La 62ème Commission des Stupéfiants de l’ONU, à Vienne, comme si vous y étiez !

J’avais 7 ans quand eut lieu la première Commission des stupéfiants de l’ONU. Je viens d’assister à la 62ème édition. La Commission on Narcotic Drugs (CND) se tient tous les ans à Vienne. Le « machin » a deux agences dans la capitale de l’Autriche : l’AIEA (Agence Internationale de l’Energie Atomique) et l’ONUDC (Office des Nations Unies Contre la Drogue et le Crime). Sans compter l’OICS, j’en reparlerai. Vienne rassemble donc l’atome civil (Three Miles Island, Tchernobyl, Fukushima) et la drogue, ce que l’ONU appelle le « World Drug Problem » (WDP). Bref les deux plus dangereuses substances au monde : les matières fissiles et les poisons de l’esprit. Respect!

La prohibition des drogues, on ne le dira jamais assez, est une auto-prophétie (self-fulfilling prophecy) : elle met les drogues aux mains des groupes criminels puis, ce forfait accompli, s’empresse de lutter contre les liens qu’elle a construit entre le crime et « la » drogue. Mais je m’égare.

C’était ma première CND. J’étais tout excité. Et je ne fus pas déçu.
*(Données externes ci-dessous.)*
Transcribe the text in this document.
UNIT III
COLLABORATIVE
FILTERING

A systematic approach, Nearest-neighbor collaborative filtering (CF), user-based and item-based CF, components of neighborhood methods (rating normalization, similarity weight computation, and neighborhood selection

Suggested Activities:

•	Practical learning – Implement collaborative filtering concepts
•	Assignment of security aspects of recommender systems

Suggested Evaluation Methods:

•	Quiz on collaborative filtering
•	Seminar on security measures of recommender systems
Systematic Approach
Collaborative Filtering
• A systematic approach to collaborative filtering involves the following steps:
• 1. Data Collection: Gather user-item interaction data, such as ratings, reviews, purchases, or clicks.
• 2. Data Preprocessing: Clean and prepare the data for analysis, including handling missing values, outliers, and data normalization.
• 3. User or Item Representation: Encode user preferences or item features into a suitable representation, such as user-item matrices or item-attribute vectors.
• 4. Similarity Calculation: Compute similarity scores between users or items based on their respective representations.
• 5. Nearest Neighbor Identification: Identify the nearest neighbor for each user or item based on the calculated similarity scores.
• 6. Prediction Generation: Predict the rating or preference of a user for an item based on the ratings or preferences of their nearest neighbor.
Ceux qui connaissent le festival d’Avignon me comprendront : il y a la session officielle et le (foisonnant) « of ». La session officielle : une délégation plus ou moins fournie et/ou prestigieuse de chacun des près de 200 pays (193 exactement) qui composent les Nations Unies vient expliquer (dans le meilleur des cas) combien il respecte les trois conventions qui dictent la vie internationale des substances psychoactives : la convention (dite unique) de 1961 (ne jamais oublier « telle que modifiée par le protocole de 1972 »), la convention de 1971 sur les substances psychotropes et enfin celle de 1988 contre le trafic illicite de stupéfiants et de substances psychotropes.
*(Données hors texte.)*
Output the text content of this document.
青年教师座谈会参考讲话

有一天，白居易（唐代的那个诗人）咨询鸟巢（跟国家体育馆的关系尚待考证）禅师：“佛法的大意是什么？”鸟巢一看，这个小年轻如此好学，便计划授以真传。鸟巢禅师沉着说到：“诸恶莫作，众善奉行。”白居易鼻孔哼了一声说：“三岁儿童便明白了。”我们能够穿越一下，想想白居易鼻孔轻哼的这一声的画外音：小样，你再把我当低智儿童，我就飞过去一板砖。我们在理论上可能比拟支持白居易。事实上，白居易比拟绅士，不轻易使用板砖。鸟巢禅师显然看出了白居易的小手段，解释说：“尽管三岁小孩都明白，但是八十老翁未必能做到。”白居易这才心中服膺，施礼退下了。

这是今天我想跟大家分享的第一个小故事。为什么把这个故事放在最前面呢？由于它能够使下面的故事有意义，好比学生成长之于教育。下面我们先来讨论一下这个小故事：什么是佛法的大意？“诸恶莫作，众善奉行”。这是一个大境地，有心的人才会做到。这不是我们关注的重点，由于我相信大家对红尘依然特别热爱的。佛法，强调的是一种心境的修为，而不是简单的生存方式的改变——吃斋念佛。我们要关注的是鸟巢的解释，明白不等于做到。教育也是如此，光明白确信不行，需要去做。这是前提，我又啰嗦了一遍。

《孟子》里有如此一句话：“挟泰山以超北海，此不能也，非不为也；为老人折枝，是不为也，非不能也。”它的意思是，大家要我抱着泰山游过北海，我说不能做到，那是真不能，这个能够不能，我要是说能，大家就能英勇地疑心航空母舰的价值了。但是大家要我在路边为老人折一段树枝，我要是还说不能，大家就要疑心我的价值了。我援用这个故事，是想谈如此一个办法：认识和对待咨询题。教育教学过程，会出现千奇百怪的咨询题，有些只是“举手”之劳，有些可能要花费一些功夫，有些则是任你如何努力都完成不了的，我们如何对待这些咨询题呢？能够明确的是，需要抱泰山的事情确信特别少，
Ajoutons qu’un organe quasi-judiciaire de 13 membres nommés pour leurs compétences, en particulier dans le champ du droit et de la médecine, l’Organe International de Contrôle des Stupéfiants (OICS), créé en 1968 en accord avec la convention unique de 61 (telle que modifiée par le protocole de 72) veille jalousement à la scrupuleuse application des trois tables de la Loi. Son rapport annuel qui « désigne et condamne » (name and shame) les récalcitrants fut longtemps craint. Pour son grand malheur, c’est de moins en moins vrai. Mais elle parvient toujours à empêcher qu’aucun texte (forcément consensuel) de la CND ne comporte l’expression « harm reduction » (réduction des risques). Je sais, c’est dur à croire !

Cette session officielle ne peut être comprise que par ceux qui connaissent sur le bout des doigts le langage (complexe) de la CND, un peu comme les kremlinologues étaient seuls à comprendre pourquoi le camarade Popov, d’habitude au premier rang n’était désormais plus qu’au cinquième tandis que le camarade Lavrov avait pris sa place.
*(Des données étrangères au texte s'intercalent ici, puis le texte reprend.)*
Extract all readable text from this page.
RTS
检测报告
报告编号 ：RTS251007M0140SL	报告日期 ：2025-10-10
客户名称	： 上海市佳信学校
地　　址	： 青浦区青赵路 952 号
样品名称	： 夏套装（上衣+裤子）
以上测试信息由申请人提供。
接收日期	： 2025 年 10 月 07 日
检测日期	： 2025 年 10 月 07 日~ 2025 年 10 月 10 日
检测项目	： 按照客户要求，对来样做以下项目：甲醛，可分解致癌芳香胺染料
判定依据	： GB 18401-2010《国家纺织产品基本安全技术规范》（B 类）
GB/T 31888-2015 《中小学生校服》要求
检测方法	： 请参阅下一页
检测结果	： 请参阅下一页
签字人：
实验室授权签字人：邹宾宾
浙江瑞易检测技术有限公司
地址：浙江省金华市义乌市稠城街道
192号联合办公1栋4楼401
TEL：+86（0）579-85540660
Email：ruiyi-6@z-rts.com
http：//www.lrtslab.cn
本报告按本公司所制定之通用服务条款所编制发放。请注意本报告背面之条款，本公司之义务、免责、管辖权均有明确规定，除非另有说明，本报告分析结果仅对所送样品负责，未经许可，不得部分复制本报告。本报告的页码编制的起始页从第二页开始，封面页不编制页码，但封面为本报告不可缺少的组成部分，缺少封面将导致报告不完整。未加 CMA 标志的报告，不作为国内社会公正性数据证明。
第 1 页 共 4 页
Chaque jour, après être passé par le portique de sécurité de l’entrée type aéroport (ceinture, montre et le reste), on monte au premier étage à côté de la salle plénière chercher le programme, on fait son choix : les réussites de la Turquie, du Cameroun ou des Philippines ( !) face au DWP, oui le fameux Drug World Problem ; les excuses du Surinam pour être mal situé géographiquement sur la route de la cocaïne alors évidemment… Ou bien encore le cannabis en Amérique du sud (détestable exemple donné par l’Uruguay et que bien d’autres pays de la région ont une furieuse envie de suivre, preuve que tout fout le camp !). Mais nulle part, hélas, les psychédéliques en médecine. Ce sera peut-être pour l’an prochain.

A côté donc de la session officielle, il y a les « side events » dans lesquels sont impliquées les ONG mais aussi certaines délégations officielles et parfois même les « organes » en particulier l’ONUDC et l’OMS. Disons le tout à trac : cette partie très « société civile » de la CND est la plus intéressante. On y croise même parfois des associations d’usagers, c’est dire ! J’ai ainsi assisté à de stimulantes sessions sur les amphétamines mais aussi sur la crise des opioïdes et le cannabis en Amérique latine. Et, pardon de me répéter, du Paraguay au Mexique, nombreux sont les pays que ça démange de légaliser comme l’Uruguay en 2013. Ah ! l’Amérique latine !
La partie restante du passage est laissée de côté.